Can You Write Off Construction Costs?
Writing off construction costs depends on the nature of the work and how the property is used. Both the IRS and CRA have specific rules on when and how these costs can be deducted.
In the US, most construction costs for buildings or significant renovations are considered capital expenses, which are not immediately deductible. Instead, they must be capitalized and depreciated over a set period.
In Canada, most construction expenses for business properties are capitalized and deducted gradually through Capital Cost Allowance, similar to depreciation. Buildings typically fall under Class 1, with a 4% annual CCA rate.

Saving money on taxes is crucial for any small business, and taking advantage of deductions can make a significant difference. Here are some key strategies to ensure you don’t miss out on important tax savings.
One often-overlooked deduction is business debt and the interest paid on loans.
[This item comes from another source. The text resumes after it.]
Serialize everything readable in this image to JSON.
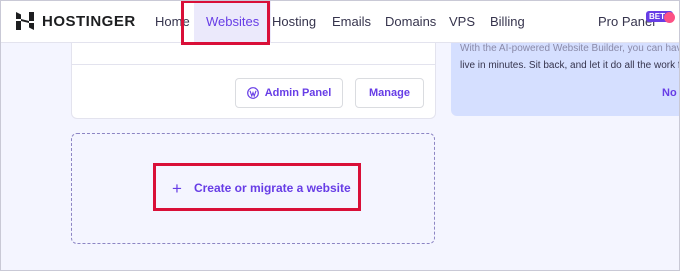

Many businesses rely on borrowed capital to cover major startup costs, purchase equipment, or fund large projects.
The interest on these loans can often be written off, potentially reducing your taxable income. The size of this deduction depends on your specific business situation, but it’s worth looking into if you’ve taken out financing.
Another way to lower your tax burden is by claiming taxes on your taxes. While it may sound strange, certain taxes you pay such as state sales tax or employment taxes, can be deducted on your tax return. If your business pays a significant amount in these taxes each year, this deduction could lead to substantial savings.
Finally, consulting a tax professional or CPA is one of the best ways to ensure you’re taking full advantage of all available deductions. While handling personal taxes may be straightforward, business taxes are far more complex.